À la suite de la vague de répression organisée après les manifestations nationales de janvier 2026, trois femmes, dont deux adolescentes, ont été arrêtées, et leur situation demeure inconnue. Ces interpellations illustrent la pratique des détentions de femmes et d’adolescentes durant les protestations, plongeant leurs familles dans une incertitude totale.
Bahareh Golchin, une jeune fille de 17 ans originaire de Machhad, a été interpellée par les forces de sécurité le 14 février 2026. Plus de 40 jours après son arrestation, aucune information n’est disponible concernant son lieu de détention ou son état de santé, et les autorités sécuritaires et judiciaires refusent de fournir la moindre réponse à sa famille. Bahareh Golchin a été arrêtée alors qu’elle distribuait des tracts relatifs à la cérémonie du 40e jour en hommage aux victimes des manifestations.

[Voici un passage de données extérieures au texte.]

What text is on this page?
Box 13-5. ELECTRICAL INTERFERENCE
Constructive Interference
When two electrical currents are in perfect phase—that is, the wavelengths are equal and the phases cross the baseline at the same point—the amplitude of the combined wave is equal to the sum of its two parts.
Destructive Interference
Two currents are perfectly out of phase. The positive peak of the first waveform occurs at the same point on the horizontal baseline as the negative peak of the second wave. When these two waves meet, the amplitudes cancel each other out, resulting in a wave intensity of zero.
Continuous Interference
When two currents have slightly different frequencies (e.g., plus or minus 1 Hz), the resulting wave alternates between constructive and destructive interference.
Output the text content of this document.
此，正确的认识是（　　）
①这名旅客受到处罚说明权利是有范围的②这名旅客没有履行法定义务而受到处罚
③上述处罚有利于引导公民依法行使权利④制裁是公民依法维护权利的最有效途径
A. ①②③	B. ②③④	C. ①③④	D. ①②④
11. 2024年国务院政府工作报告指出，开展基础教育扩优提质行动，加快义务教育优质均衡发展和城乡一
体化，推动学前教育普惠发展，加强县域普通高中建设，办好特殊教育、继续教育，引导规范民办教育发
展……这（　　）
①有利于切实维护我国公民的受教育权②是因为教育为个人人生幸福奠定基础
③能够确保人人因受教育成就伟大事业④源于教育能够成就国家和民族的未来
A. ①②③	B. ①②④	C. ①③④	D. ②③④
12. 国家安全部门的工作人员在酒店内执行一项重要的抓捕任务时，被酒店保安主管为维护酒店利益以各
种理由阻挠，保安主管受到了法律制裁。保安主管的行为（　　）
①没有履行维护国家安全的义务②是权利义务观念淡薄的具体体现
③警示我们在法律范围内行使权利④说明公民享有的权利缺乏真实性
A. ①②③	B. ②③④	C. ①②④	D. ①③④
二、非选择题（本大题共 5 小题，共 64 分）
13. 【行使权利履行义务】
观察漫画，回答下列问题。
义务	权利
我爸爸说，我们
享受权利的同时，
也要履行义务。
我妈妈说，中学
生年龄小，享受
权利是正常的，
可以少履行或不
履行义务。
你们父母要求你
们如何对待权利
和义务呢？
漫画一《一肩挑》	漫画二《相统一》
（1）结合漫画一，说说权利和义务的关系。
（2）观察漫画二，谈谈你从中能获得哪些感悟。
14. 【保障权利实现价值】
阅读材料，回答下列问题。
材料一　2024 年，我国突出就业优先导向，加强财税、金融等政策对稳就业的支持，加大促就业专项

Sima Chamari, étudiante en chimie à l’Université du Guilan et résidente de Neishabour, a été arrêtée le 12 mars 2026 lors d’un raid mené à son domicile par dix membres des forces de sécurité de l’État. Ces agents ont pénétré chez elle avec violence, sans présenter de mandat judiciaire, avant de l’emmener en détention. Aucune information n’a été communiquée sur son lieu d’incarcération, sur les charges pesant contre elle ou sur sa condition physique.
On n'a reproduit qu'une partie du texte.